Мушни понимает, что обречен. Он воспринимает возникшую ситуацию как метафизическую. Погоня здесь — только перст Судьбы, ее исполнитель. Не случайно в этом, последнем в повести абзаце про преследователей вдруг сказано «они» (а до этого мы имели возможность прекрасно их рассмотреть, был подробный до мелочей портрет), и местоимение это выделено жирным шрифтом… Гегешидзе, как и всегда, до конца, до неопровержимой однозначности ставит акценты, выводя напряженную, ищущую свою прозу к последнему выводу, последней ясности… Он не любит многозначительностей в финалах. Для него это — излишняя и ненужная роскошь. Слишком много сил было затрачено в поиске, в погоне за истиной о человеке в этом многоликом, текучем, быстро изменяющемся мире, чтобы еще и финал был многозначен!.. Н е п о т р у д а м; это было бы просто несправедливо.
Вот и в «Расплате» повествование выходит в финале своем к окончательной неопровержимости вывода, венчающего все, «подводящего черту»… Жестокость зла и пагубна, ибо она нравственно опустошает и унижает человека, способная посеять в его душе лишь тоскливую мучительную пустоту.

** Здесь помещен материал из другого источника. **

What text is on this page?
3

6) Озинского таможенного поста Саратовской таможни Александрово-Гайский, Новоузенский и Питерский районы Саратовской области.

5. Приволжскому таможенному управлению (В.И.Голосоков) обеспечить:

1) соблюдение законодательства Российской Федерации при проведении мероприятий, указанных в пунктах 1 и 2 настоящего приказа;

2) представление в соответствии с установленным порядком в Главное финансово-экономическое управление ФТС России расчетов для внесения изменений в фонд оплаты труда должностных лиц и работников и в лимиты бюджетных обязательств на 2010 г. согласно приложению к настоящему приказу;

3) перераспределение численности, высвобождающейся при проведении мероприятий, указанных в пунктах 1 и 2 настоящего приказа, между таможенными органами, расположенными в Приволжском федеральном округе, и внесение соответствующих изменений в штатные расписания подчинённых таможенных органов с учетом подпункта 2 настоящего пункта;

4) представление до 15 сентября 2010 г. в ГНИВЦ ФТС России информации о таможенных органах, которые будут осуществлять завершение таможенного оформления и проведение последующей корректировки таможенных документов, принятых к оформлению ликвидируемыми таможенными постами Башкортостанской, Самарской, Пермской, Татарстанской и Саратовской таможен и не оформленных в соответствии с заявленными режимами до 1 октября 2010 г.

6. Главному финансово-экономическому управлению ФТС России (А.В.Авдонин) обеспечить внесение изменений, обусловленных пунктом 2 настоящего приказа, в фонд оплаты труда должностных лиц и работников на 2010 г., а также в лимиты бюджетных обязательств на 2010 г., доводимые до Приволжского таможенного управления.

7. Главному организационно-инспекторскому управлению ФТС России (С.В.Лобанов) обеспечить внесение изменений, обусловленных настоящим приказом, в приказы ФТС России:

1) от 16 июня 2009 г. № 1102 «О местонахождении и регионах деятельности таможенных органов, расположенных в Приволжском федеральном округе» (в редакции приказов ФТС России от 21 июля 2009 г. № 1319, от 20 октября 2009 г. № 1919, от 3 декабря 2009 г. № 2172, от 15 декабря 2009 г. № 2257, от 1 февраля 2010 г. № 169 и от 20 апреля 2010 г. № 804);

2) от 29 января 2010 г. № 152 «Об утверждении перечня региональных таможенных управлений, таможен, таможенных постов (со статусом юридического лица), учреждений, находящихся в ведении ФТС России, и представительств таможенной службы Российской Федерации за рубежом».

В рассказе этом — двое детей-сирот, живущих у бабушки, и Резико, старший из них, всегда старается быть защитой и опорой младшему. Это — норма, так должно быть, но норма вдруг смещается, почти исчезает, и изгиб этот страшен, дик и непонятен, если посмотреть со стороны, извне, чужими глазами. Еще бы — Резико, сам Резико жестоко избил своего младшего брата. Почему?!
«Резико вспомнил, что у них нет матери и вообще никого нет ни в каком краю земли. Он ощутил щемящую жалость к брату, единственному родному существу, и вдруг неожиданный гнев так перехватил гортань, что он не мог продохнуть. Он не знал, кто виноват в этой внезапно нахлынувшей ненависти и злобе — брат ли, он ли сам, или кто посторонний, — но он дико ненавидел кого-то, ненавидел невыносимую злобу, которую испытывал сейчас, неистово махал прутом, стараясь отогнать эту тяжесть и горечь, и… бил своего брата».
Злоба обездоленного, обойденного судьбой (опять — судьба!) ни за что ни про что. Злоба, не имеющая выхода, замыкающаяся и задыхающаяся в себе самой, себя же обреченно ненавидящая за то, что она есть, пришла вдруг… Психологически это очень точно, убедительно и — очень страшно. Человек, способный испытать ее, несущий в себе т а к о е, — уже сильно душевно травмирован, если не искалечен. Приступ внезапного бешенства Резико не что иное, как закономерный, лишь дремлющий в его душе до поры до времени результат мирской неустроенности, обделенности. Ведь все, почти все сызмала имеют то, чего Резико непоправимо и навсегда лишен — любви и тепла близких. Старших, родителей, к которым можно прислониться, найдя у них защиту и поддержку. Одиночество, злое, горькое, ненавидящее себя самое и готовое излиться в любой момент. И все это — в мальчишеской, еще детской судьбе…
Собственно, одной подобной идеи, одного ее неожиданного и очень острого поворота — Резико, избивающий искренне им любимого младшего брата, — было бы уже достаточно для создания психологически острого, резкого и драматического рассказа… Но Гурам Гегешидзе идет дальше — мы видим Резико в бешенстве и злобе во второй раз, и теперь они излиты на обидчика его младшего брата, некоего Омари.
Резико полон решимости мстить. В этой готовности, конечно, есть желание просто защитить братишку, да так, чтобы другим неповадно было. Но есть, бесспорно есть, и стремление к самоочищению, искуплению собственной недавней жестокости и, конечно, та постоянная в Резико злоба обездоленного, о которой мы уже говорили.